The patients were randomised 1:1 to receive intraarterial alteplase at a dose of 0.225mg/kg infused at 1mg/mL over 15 minutes, distal to the origin of posterior inferior cerebellar artery or best medical treatment. The primary outcome was modified Rankin Scale of 0-2 at 90 days. Secondary outcomes were changes in eTICI after intraarterial thrombolysis (IAT), mRS 0-1 at 90 days and early neurological improvements at 48 hours. Safety outcomes were any ICH at 48 hours and all- cause mortality at 90 days.
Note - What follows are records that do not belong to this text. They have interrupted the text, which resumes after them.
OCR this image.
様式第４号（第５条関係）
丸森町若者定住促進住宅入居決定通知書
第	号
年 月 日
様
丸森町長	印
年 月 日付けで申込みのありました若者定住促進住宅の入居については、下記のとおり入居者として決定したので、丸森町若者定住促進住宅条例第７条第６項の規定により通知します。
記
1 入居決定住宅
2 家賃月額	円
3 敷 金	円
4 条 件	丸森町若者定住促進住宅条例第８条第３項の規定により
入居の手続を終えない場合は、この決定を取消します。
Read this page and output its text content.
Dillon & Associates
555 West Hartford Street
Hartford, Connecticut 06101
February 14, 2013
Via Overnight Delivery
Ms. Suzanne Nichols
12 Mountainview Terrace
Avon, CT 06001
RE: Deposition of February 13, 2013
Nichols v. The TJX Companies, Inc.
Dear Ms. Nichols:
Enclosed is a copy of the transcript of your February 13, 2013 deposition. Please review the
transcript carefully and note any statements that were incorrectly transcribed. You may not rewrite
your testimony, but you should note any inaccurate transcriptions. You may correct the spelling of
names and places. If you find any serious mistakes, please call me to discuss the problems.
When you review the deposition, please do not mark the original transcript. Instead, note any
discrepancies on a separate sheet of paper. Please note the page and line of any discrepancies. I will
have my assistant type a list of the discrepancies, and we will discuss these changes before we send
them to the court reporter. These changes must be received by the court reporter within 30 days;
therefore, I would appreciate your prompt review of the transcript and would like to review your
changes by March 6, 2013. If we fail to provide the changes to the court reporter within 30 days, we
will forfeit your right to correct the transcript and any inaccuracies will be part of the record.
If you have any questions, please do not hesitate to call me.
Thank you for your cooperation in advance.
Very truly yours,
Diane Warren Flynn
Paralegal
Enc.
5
Between April 2023 till February 2025, 247 patients were enrolled (125 IAT and 122 control) before early termination due to futility. There was no difference in the primary outcome of mRS 0-2 (41.9% in IAT vs 46.7% in control; RR 0.90, 95% CI 0.68-1.19; p=0.55). There was no significant interaction in all subgroup analyses. All secondary outcomes were non-significant as well. There was no significant difference in mild, moderate or severe bleeding.
Possible explanation for the neutral results was an unexpectedly high functional independence rate in the control group (46.7%) and use of rescue therapy of angioplasty and stenting which may have obscured treatment benefit.
In conclusion, in patients with acute ischaemic stroke due to large vessel occlusion in the posterior circulation who achieved successful endovascular recanalisation, adjunctive intra-arterial alteplase was safe but did not improve functional outcome at 90 days.
This study was presented by Dr. Raul Nogueira at the World Stroke Organization (WSO) Conference, held on 24 October 2025 in Barcelona, Spain.